A few years ago, Peter Thiel founded a program offering a $100,000 fellowship for entrepreneurial students interested in startups NOT to go to college. Yes, you heard right. His thinking was that building “world-changing companies” didn’t require an expensive bachelor’s degree.
Well, Vivek Wadhwa points out that there haven’t been many startups from Thiel’s fellowship which you’d call successes:
[…] three years later, there don’t seem to be any Thiel startups to be amazed at. The few successes lauded seem to be a mirage—or just plain silly. After all, is a “caffeine spray,” which Thiel Fellow Ben Yu developed with venture capitalist Deven Soni, a world-changing innovation that will “take civilization to the next level”? I don’t think so.
It isn’t that all of the projects were utter failures. But, rather, that surviving as a startup is still incredibly difficult.

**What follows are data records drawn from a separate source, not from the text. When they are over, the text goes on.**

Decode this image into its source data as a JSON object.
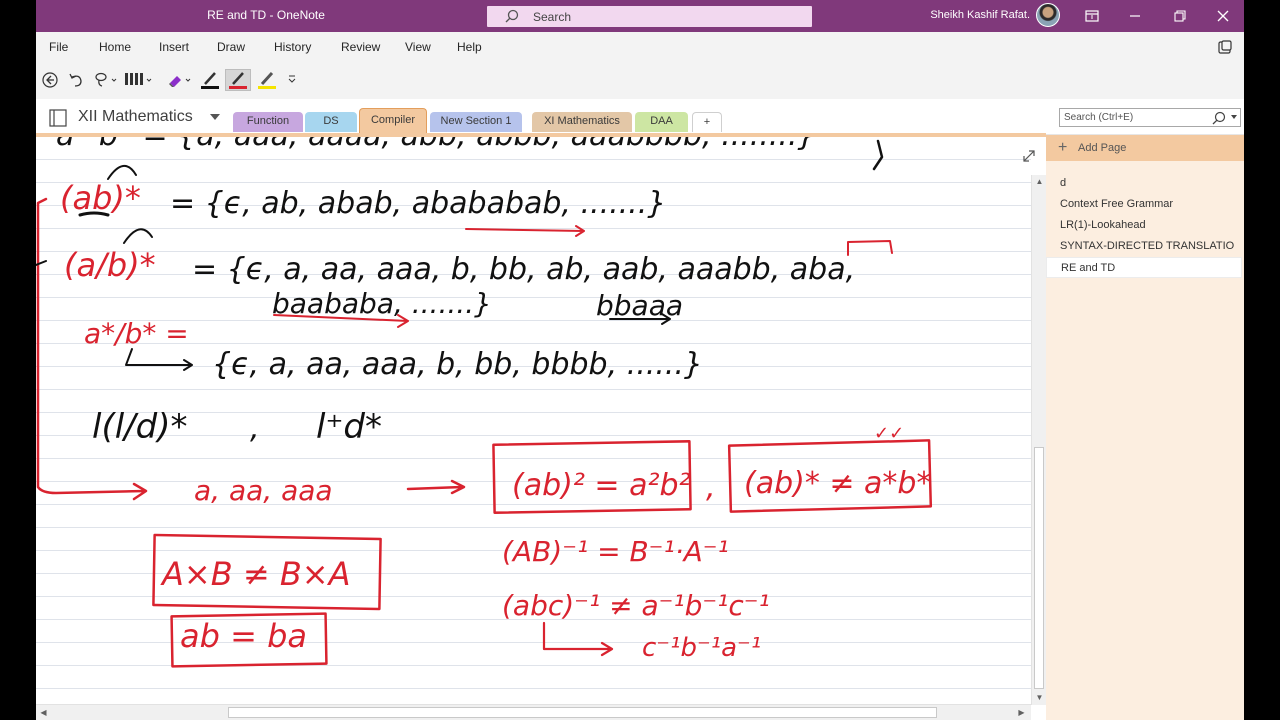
{
  "window": {
    "title": "RE and TD  -  OneNote",
    "search_label": "Search",
    "user_name": "Sheikh Kashif Rafat."
  },
  "menu": {
    "items": [
      {
        "label": "File"
      },
      {
        "label": "Home"
      },
      {
        "label": "Insert"
      },
      {
        "label": "Draw"
      },
      {
        "label": "History"
      },
      {
        "label": "Review"
      },
      {
        "label": "View"
      },
      {
        "label": "Help"
      }
    ]
  },
  "notebook": {
    "name": "XII Mathematics",
    "sections": [
      {
        "label": "Function",
        "color": "#c7a7df"
      },
      {
        "label": "DS",
        "color": "#a7d6ef"
      },
      {
        "label": "Compiler",
        "color": "#f3c9a0"
      },
      {
        "label": "New Section 1",
        "color": "#b6c3ec"
      },
      {
        "label": "XI Mathematics",
        "color": "#e3c7a7"
      },
      {
        "label": "DAA",
        "color": "#cde6a3"
      }
    ],
    "active_section": "Compiler",
    "add_section_label": "+",
    "search_placeholder": "Search (Ctrl+E)"
  },
  "pages": {
    "add_page_label": "Add Page",
    "items": [
      {
        "label": "d"
      },
      {
        "label": "Context Free Grammar"
      },
      {
        "label": "LR(1)-Lookahead"
      },
      {
        "label": "SYNTAX-DIRECTED TRANSLATIO"
      },
      {
        "label": "RE and TD"
      }
    ],
    "active_page": "RE and TD"
  },
  "ink": {
    "line1": "a* b* = {a, aaa, aaaa, abb, abbb, aaabbbb, ........}",
    "line2_lhs": "(ab)*",
    "line2_rhs": "= {ϵ, ab, abab, abababab, .......}",
    "line3_lhs": "(a/b)*",
    "line3_rhs": "= {ϵ, a, aa, aaa, b, bb, ab, aab, aaabb, aba,",
    "line4": "baababa, .......}",
    "line4_note": "bbaaa",
    "line5_lhs": "a*/b* =",
    "line5_rhs": "{ϵ, a, aa, aaa, b, bb, bbbb, ......}",
    "line6a": "l(l/d)*",
    "line6b": ",",
    "line6c": "l⁺d*",
    "line7a": "a, aa, aaa",
    "box1": "(ab)² = a²b²",
    "comma": ",",
    "box2": "(ab)* ≠ a*b*",
    "check": "✓✓",
    "eq1": "(AB)⁻¹ = B⁻¹·A⁻¹",
    "box3": "A×B ≠ B×A",
    "box4": "ab = ba",
    "eq2": "(abc)⁻¹ ≠ a⁻¹b⁻¹c⁻¹",
    "eq3": "c⁻¹b⁻¹a⁻¹"
  },
  "colors": {
    "accent": "#80397b",
    "section_orange": "#f3c9a0",
    "ink_black": "#111111",
    "ink_red": "#d9232f"
  }
}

That’s not to say that there aren’t a few interesting startups listed on the Thiel Foundation’s website. SunSaluter, founded by Eden Full, built a prototype of a device that rotates solar panels to follow the sun. Paul Gu is credited with co-founding a website, Upstart.com, to help people crowd-fund their education or business—in return for a percentage of their future earnings or revenue. (Ironically, this values a person more highly for better education and pedigree.) And Laura Deming was lauded for working on the development of a cure for aging.
But Eden Full is back at Princeton pursuing a Mechanical Engineering degree (she said to me by email that others are still working on her product). It turns out that Paul Gu didn’t come up with the idea for Upstart but joined some ex-Google executives who had. And Laura Deming abandoned her research to instead become a venture capitalist.
Wadhwa’s takeaway is simple. College still matters:
Yes, a few, such as Zuckerberg, Jobs, and Gates were able to achieve success after dropping out. But they surrounded themselves with very competent adults—and they were very lucky. All three have extolled the virtues of education and encouraged children to finish college. And their companies rarely hire college dropouts.